When Bennett died two years later at the age of 44, “he left a Grand Canyon–sized gap in the musical theater community,” says Woodies. The night of Bennett’s death, the cast of A Chorus Line changed the pronoun of the final song from “She” to “He’s the…One!” Broadway was forever changed. Choreographers today, including Jerry Mitchell, credit Bennett as their greatest influence, and one can only image what he could have accomplished. “He was incredibly smart,” says Peacock. “You never knew what Michael was going to do next; he was endlessly creative.” 
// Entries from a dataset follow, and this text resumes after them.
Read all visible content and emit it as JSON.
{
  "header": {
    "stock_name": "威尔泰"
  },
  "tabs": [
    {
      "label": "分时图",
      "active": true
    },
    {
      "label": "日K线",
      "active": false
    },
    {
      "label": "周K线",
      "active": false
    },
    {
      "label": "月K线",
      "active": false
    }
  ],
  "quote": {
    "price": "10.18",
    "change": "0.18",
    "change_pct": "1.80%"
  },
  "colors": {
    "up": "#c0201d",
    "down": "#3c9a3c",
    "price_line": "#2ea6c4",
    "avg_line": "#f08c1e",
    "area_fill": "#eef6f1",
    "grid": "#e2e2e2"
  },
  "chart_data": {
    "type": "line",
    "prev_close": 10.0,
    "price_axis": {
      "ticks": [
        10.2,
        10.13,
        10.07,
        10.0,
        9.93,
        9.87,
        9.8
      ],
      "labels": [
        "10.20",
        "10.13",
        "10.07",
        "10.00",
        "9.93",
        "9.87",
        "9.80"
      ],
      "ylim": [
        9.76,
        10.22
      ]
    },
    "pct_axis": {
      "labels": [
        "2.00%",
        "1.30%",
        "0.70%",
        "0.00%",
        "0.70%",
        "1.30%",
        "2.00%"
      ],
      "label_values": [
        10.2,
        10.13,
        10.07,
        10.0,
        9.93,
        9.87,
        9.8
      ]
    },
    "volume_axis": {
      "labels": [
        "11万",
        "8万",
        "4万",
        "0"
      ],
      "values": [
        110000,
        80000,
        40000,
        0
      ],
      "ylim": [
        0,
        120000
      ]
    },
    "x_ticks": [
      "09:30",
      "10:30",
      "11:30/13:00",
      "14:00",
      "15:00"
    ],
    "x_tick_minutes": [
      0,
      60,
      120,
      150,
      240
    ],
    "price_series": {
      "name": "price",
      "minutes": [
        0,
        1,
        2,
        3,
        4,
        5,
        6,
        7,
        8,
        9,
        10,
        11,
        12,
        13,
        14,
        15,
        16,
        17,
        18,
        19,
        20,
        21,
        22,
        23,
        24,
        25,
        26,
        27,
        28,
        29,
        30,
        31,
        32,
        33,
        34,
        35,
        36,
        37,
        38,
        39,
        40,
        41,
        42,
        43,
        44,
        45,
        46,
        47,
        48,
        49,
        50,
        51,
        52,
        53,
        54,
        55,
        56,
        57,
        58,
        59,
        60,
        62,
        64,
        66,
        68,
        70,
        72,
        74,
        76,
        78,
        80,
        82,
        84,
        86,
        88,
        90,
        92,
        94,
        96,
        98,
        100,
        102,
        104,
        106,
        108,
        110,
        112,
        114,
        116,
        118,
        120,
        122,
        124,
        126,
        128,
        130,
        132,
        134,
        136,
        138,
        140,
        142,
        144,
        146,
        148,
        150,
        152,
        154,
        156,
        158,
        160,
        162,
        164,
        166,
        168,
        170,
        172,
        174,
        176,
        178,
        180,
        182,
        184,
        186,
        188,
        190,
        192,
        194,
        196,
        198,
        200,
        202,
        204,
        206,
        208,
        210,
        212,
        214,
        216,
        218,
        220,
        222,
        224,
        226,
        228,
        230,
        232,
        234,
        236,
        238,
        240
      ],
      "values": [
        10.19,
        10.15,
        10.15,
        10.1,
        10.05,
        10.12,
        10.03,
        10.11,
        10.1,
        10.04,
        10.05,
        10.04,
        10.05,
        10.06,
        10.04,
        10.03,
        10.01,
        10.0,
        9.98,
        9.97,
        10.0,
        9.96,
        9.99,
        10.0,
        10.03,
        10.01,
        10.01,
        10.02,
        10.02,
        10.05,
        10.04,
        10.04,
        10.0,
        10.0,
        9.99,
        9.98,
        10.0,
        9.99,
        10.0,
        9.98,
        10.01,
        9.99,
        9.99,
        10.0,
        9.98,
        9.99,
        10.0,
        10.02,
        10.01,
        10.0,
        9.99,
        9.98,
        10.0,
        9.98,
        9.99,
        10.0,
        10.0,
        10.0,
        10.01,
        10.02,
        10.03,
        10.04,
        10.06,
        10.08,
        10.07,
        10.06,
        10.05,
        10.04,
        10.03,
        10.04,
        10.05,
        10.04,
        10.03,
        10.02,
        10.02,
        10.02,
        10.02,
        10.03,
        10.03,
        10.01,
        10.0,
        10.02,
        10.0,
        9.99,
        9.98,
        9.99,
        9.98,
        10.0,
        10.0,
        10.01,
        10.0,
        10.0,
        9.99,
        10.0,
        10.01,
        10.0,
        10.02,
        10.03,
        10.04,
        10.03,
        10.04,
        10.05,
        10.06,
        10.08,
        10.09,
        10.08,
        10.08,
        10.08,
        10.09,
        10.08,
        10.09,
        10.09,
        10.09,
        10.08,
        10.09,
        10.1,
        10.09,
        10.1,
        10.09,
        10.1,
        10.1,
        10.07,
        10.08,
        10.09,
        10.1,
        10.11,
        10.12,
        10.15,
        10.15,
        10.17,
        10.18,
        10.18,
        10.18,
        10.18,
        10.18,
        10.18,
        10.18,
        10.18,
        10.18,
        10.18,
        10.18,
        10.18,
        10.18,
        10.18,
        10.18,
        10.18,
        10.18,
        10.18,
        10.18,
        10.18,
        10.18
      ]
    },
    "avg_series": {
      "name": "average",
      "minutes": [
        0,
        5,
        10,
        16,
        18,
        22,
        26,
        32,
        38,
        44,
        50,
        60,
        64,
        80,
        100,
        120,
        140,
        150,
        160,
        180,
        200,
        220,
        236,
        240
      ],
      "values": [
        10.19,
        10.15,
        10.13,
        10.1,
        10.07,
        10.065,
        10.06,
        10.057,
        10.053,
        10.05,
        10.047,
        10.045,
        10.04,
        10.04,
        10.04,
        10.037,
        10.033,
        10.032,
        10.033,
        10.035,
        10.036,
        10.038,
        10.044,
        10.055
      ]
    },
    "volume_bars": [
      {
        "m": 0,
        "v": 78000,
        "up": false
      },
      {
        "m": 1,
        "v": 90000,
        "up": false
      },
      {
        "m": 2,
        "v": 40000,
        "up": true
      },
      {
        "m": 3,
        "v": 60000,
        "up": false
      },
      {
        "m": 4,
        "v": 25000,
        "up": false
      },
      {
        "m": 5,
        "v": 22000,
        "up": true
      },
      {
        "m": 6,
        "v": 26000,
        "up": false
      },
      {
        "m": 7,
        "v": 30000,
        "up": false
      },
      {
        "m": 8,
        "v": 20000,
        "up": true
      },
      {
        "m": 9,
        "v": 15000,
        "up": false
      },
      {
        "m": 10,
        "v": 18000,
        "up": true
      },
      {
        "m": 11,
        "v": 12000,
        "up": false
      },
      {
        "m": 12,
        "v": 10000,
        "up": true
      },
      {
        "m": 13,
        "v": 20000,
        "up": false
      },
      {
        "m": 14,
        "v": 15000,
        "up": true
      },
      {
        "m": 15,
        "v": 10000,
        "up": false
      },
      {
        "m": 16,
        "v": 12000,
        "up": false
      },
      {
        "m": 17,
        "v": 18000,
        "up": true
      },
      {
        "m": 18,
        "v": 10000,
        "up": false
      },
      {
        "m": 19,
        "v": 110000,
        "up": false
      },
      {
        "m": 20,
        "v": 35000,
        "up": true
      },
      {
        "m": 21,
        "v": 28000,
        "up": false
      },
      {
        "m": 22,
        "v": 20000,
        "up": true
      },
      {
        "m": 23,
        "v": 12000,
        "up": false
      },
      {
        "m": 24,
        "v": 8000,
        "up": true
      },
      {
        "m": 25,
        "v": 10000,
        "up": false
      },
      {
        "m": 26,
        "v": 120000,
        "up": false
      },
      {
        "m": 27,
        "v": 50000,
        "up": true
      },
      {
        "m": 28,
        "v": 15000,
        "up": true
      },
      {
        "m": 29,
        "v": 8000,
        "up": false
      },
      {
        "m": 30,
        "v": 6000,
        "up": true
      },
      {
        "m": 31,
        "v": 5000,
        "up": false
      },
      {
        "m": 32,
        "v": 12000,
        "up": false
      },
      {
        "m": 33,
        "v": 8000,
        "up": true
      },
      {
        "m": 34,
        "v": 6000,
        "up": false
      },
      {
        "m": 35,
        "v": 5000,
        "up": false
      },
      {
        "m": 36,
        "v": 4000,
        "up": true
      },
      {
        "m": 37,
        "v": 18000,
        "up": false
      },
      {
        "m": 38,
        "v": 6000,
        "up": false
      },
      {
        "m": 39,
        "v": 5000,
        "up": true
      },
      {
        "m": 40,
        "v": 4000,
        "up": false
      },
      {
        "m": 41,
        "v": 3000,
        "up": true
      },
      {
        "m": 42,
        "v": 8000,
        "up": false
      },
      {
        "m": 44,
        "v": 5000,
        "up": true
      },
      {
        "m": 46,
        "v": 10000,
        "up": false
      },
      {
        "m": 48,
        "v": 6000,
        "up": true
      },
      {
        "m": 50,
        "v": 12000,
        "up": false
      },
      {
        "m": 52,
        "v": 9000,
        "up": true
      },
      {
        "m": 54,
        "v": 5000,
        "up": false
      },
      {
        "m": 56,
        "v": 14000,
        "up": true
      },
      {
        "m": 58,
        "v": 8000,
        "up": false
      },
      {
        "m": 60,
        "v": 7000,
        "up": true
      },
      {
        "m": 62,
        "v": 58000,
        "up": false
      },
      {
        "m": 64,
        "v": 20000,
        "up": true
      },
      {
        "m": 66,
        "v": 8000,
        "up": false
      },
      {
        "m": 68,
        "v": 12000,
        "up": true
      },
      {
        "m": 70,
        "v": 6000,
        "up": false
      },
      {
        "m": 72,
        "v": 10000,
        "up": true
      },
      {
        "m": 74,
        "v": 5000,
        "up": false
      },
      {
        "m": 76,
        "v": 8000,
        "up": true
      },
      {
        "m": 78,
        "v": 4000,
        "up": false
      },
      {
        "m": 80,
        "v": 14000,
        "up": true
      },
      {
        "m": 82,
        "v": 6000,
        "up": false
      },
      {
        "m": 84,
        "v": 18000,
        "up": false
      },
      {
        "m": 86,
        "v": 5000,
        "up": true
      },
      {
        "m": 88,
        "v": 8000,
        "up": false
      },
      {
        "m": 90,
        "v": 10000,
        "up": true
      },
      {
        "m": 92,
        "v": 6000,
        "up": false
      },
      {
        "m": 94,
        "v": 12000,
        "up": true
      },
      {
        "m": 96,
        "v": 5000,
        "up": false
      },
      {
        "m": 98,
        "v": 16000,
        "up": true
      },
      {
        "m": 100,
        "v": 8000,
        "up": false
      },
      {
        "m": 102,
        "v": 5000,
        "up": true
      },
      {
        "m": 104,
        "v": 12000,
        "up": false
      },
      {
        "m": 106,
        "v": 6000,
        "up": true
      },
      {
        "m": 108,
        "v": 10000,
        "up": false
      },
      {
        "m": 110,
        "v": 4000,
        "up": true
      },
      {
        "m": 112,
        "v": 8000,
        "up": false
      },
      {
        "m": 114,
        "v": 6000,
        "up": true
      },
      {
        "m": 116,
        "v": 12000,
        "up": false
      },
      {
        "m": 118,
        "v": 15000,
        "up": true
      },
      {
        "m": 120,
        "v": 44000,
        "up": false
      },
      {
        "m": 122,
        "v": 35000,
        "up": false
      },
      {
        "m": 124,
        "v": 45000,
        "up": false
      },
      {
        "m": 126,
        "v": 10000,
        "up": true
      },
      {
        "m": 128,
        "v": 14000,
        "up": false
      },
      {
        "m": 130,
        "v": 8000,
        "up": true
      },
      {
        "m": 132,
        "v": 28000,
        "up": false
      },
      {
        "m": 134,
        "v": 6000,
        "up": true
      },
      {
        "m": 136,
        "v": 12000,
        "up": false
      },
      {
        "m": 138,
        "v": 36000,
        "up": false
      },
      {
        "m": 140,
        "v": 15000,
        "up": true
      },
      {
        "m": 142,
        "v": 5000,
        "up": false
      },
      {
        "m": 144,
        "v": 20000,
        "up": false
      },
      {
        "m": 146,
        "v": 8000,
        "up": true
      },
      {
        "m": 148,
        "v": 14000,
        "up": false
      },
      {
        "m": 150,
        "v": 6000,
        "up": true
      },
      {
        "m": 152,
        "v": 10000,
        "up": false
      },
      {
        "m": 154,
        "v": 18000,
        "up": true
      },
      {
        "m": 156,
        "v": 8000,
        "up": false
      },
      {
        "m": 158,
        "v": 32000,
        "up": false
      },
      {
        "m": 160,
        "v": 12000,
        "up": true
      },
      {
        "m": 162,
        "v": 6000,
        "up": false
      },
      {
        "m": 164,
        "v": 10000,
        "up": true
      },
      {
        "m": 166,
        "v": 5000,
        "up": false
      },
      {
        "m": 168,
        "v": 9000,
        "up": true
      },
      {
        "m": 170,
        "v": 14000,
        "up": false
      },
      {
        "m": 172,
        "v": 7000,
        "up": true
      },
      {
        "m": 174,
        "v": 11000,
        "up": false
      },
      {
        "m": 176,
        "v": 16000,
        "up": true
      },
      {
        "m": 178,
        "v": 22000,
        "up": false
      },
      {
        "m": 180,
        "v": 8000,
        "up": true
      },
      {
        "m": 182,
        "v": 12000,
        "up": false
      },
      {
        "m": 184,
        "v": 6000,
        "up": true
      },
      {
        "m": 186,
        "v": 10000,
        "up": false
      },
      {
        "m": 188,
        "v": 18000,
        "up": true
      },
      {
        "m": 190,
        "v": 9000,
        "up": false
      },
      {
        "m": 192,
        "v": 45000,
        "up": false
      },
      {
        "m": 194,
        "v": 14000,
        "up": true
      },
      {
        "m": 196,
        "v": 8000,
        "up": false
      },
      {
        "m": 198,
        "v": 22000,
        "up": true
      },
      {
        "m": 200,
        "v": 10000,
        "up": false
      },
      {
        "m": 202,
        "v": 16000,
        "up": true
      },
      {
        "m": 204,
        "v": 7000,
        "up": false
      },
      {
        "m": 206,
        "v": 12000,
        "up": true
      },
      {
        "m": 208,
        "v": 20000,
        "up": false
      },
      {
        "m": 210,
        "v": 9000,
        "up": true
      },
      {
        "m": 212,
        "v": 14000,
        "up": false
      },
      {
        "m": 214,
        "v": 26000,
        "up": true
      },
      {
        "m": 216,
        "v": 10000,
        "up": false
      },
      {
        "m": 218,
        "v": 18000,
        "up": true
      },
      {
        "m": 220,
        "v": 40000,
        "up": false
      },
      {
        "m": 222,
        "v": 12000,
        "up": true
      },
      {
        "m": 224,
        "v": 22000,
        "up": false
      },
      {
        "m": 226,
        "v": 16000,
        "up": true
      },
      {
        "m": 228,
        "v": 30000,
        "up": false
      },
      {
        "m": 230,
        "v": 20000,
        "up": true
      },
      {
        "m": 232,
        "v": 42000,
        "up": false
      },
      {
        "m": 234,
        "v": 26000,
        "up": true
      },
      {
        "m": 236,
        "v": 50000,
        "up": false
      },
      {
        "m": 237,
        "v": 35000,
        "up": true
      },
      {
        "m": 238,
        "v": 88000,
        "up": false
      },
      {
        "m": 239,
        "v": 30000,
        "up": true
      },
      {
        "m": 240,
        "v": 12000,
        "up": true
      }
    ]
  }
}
Now, test your students knowledge with this Michael Bennett history quiz!

Fast facts 

  • When A Chorus Line premiered at The Public Theater in New York, Henry Fonda, Jacqueline Kennedy Onassis, Mikhail Baryshnikov and Diana Ross attended. 
  • With the success of A Chorus Line, Bennett purchased the NYC building at 890 Broadway in 1978. Today, it’s home to production and dance companies, including American Ballet Theatre and Ballet Tech. 
  • Bennett received the 1976 Dance Magazine Award; for A Chorus Line, he won two Tonys, two Drama Desk Awards and the 1976 Pulitzer Prize.
  • A Chorus Line was made for a little more than $1 million. Thirteen years later, in 1988, its gross earnings totaled $260.4 million. 
  • A Chorus Line has been produced and staged in six languages. 
  • Bennett bequeathed 15 percent of his estate to AIDS research.